We are often asked, early in our conversations with Councils, about new delivery vehicles. The most frequently-asked-question is whether a mutual or a wholly owned local authority trading company (LATCO) is the best way to go.
The answer is of course, that it depends on the circumstances of the Council itself and what that Council wants to achieve.
If pace is an issue (and it often is), LATCOs are much quicker and easier to set up. A LATCO takes six to twelve months to set up compared with an average 18 months for a mutual. The legal, procurement and stakeholder issues in a LATCO are less complex than with mutuals.
Furthermore, if trading with other Councils is the main aim, it is easy to use a LATCO to set up joint ventures with other authorities. This is commonly used for Shared Service ventures where ‘Council A’ can, without any recourse to procurement, approach ‘Council B’ to set up a company together on a 50/50 basis, a model used to huge effect by Norse Ltd, the multi-purpose LATCO owned by Norfolk County Council which now has joint ventures with Councils right across England.
Finally, and this can be a 'clincher', LATCOs can be used as a 'staging post' to a different kind business.
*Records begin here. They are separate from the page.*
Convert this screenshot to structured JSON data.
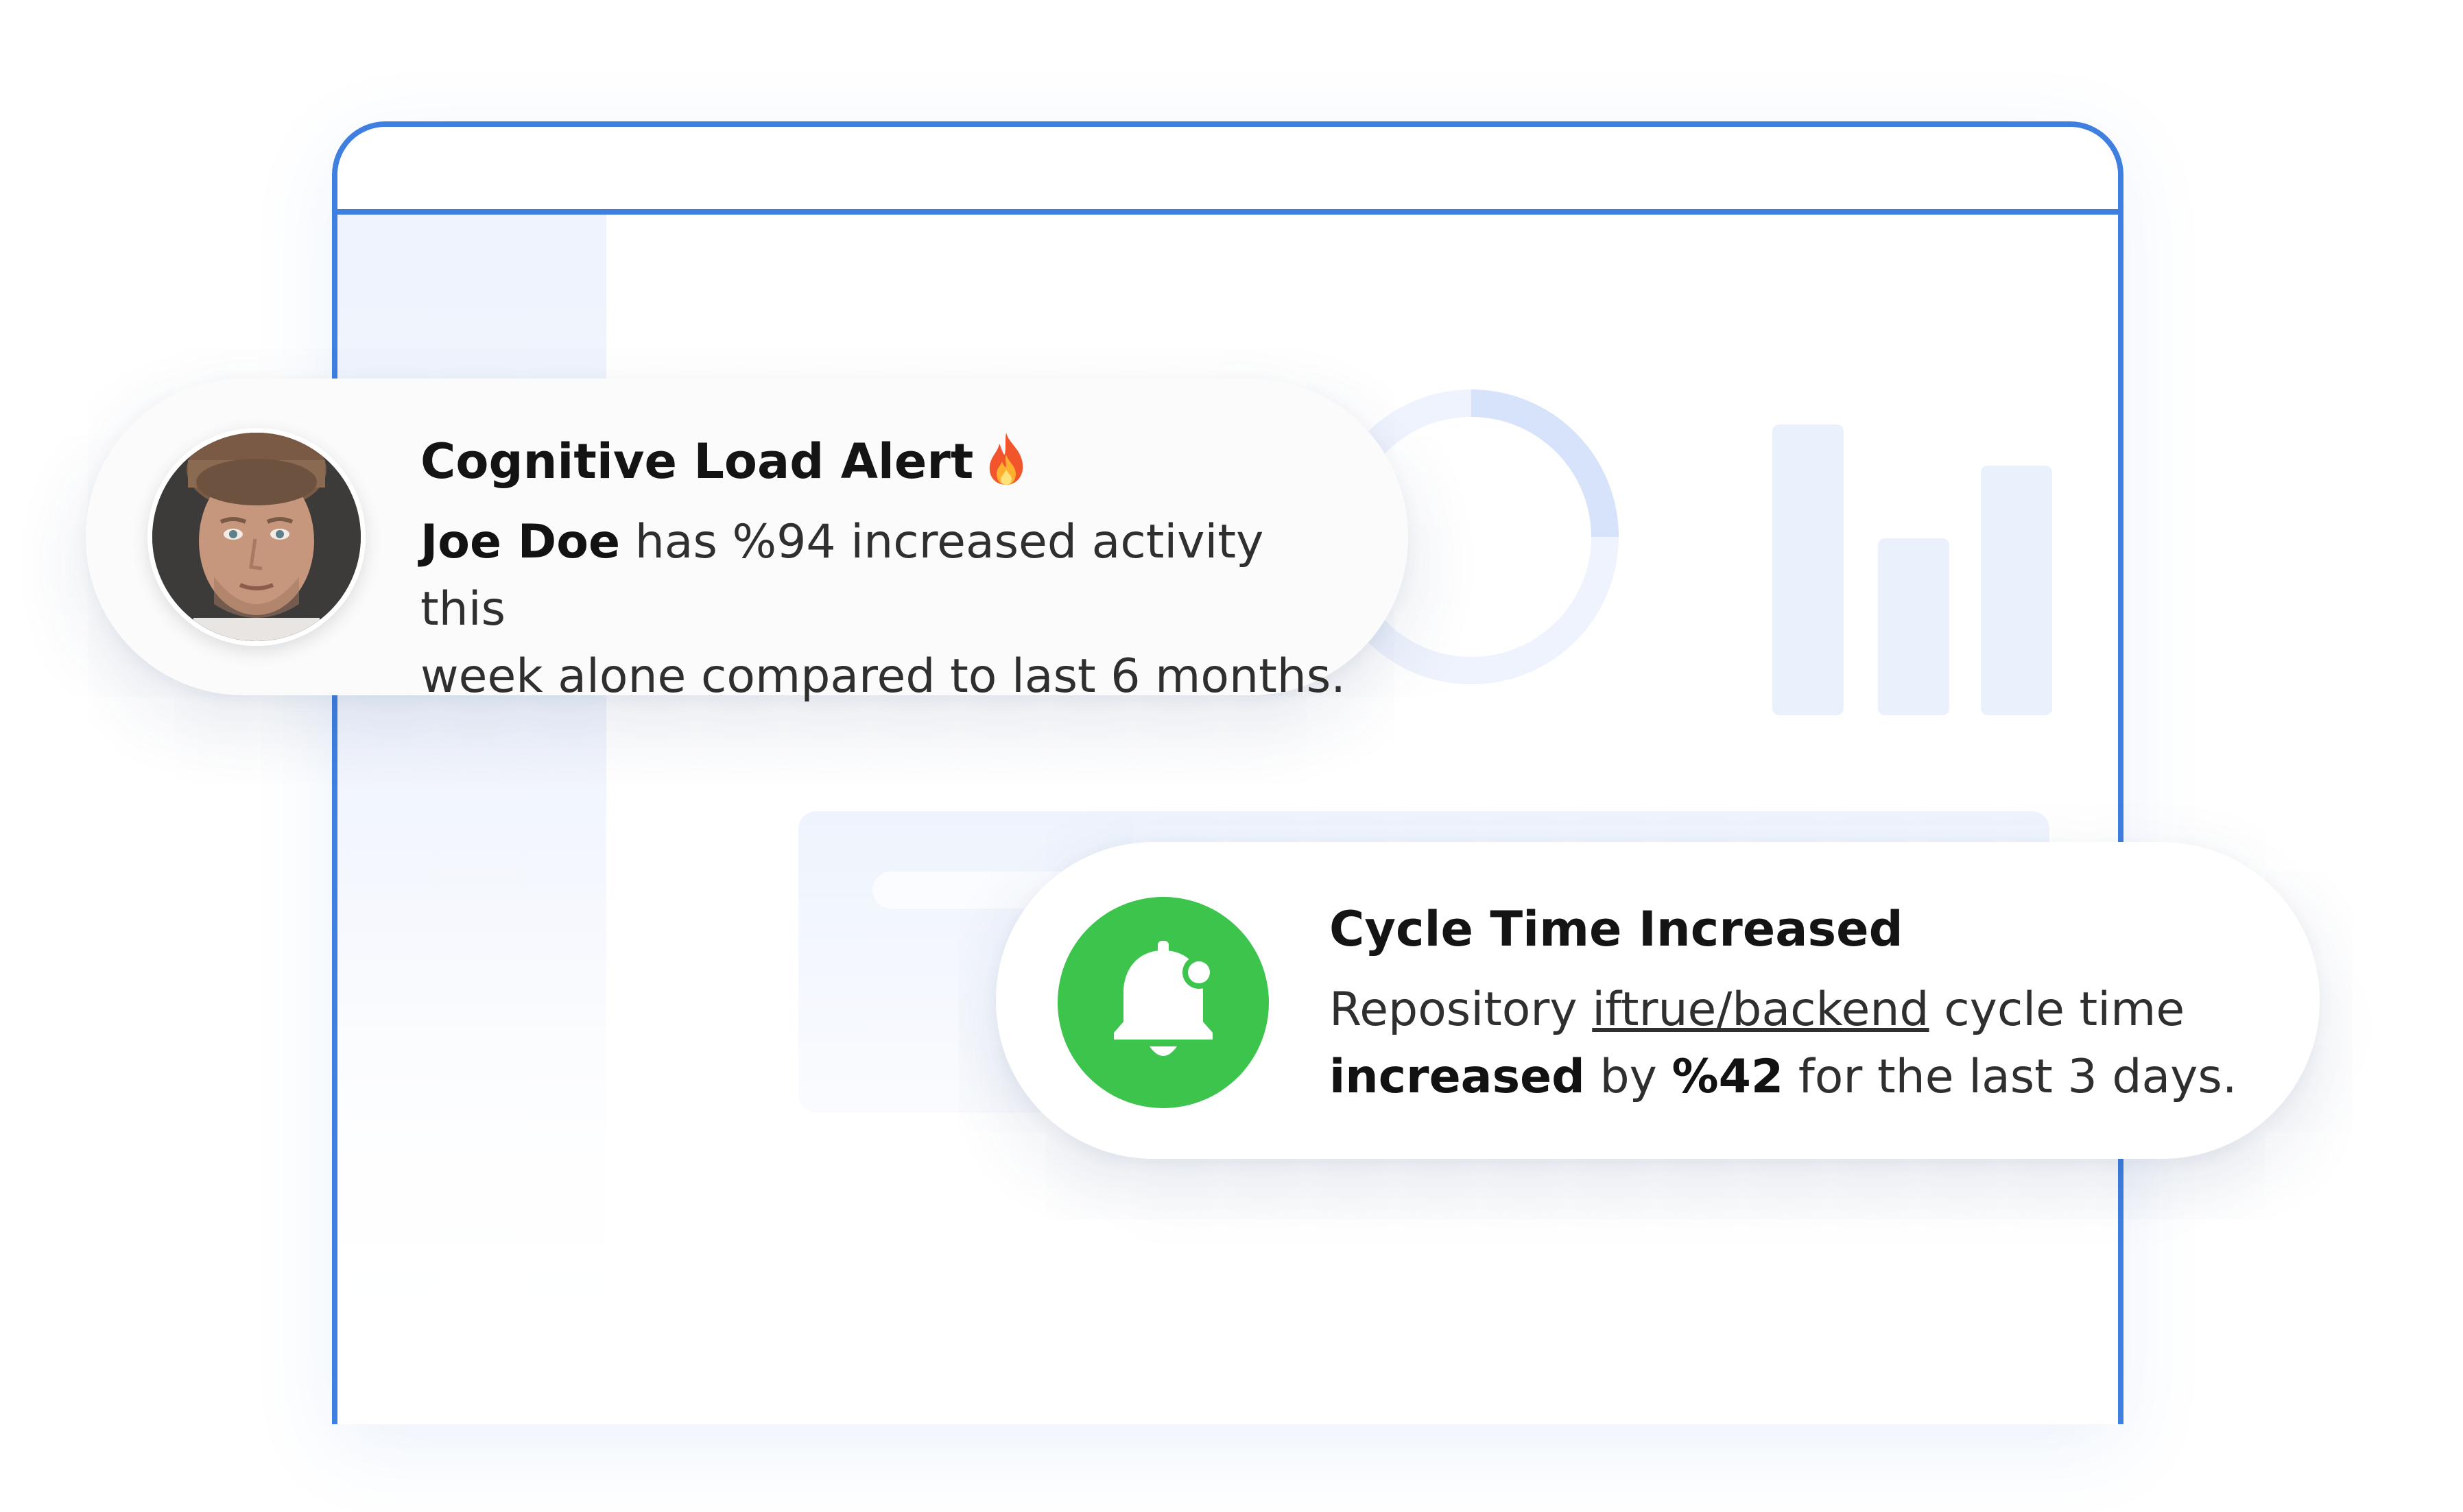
{
  "colors": {
    "frame_border": "#3f7fe0",
    "placeholder_blue": "#eaf0fc",
    "alert_green": "#3cc44c"
  },
  "cognitive_alert": {
    "title": "Cognitive Load Alert",
    "title_icon": "fire-icon",
    "person_name": "Joe Doe",
    "body_line_1": " has %94 increased activity this",
    "body_line_2": "week alone compared to last 6 months.",
    "avatar": "avatar-icon"
  },
  "cycle_alert": {
    "title": "Cycle Time Increased",
    "icon": "bell-notification-icon",
    "body_prefix": "Repository ",
    "repository": "iftrue/backend",
    "body_mid": " cycle time",
    "increase_word": "increased",
    "by_text": " by ",
    "percent": "%42",
    "body_suffix": " for the last 3 days."
  }
}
The LATCO - gives time for the new business to settle down into an independent form and re-configure ready for either a limited procurement in which only social enterprises can take part – or exposure to a 'full-fat' procurement process 3-5 years down the line.
So why not just go for a LATCO every time?
This is because there are things to watch for with LATCOs. Set up wrong (and they often are) they can end up, operating like cut-off limbs of the Council rather than the agile, commercial creatures they were intended to be. Indeed, the very proximity of a LATCO to the Council can mean that it's too easy both for the Council to interfere too much and for the company itself to cling to 'Mother'. This year, we have seen several LATCOs end up folding back into Councils, including a much-heralded back-office LATCO in Cheshire West that lasted just months.
If a LATCO is to work, it is our experience that you definitely need an independent board and chair with Councillors ideally at one removed on a 'Shareholder Panel'. This is what ‘Persona Ltd', a social care LATCO in Bury, Lancs has done. Instead of packing its board with elected Members, Persona is getting the competencies on board it needs to become commercially strong and operationally independent.
Another key success factor in a LATCO is a new, post-Council identity. Again, Persona was deliberately not named 'Bury Council Care Ltd'. All LATCOs also need clear brand-values which are above and beyond affiliation with the Council. This is because culture-change – new attitudes and behaviours - are where the real efficiencies reside in new delivery vehicles, once the obvious efficiencies have been achieved.
So, if a LATCO can work, is it worth considering a Mutual? Often it is, particularly when it is important to extend ownership of a service to a community. An example is ‘Suffolk Libraries Community Benefit Society’ – formerly the Council’s library service - which is part citizen-run. Or a mutual can be appropriate when you are asking the workforce to transform a paternalistic public service into something more empowering, such as ‘Chiltern Rangers’, once a dowdy Council woodland management department now a business all about getting everyone involved in their local natural environment .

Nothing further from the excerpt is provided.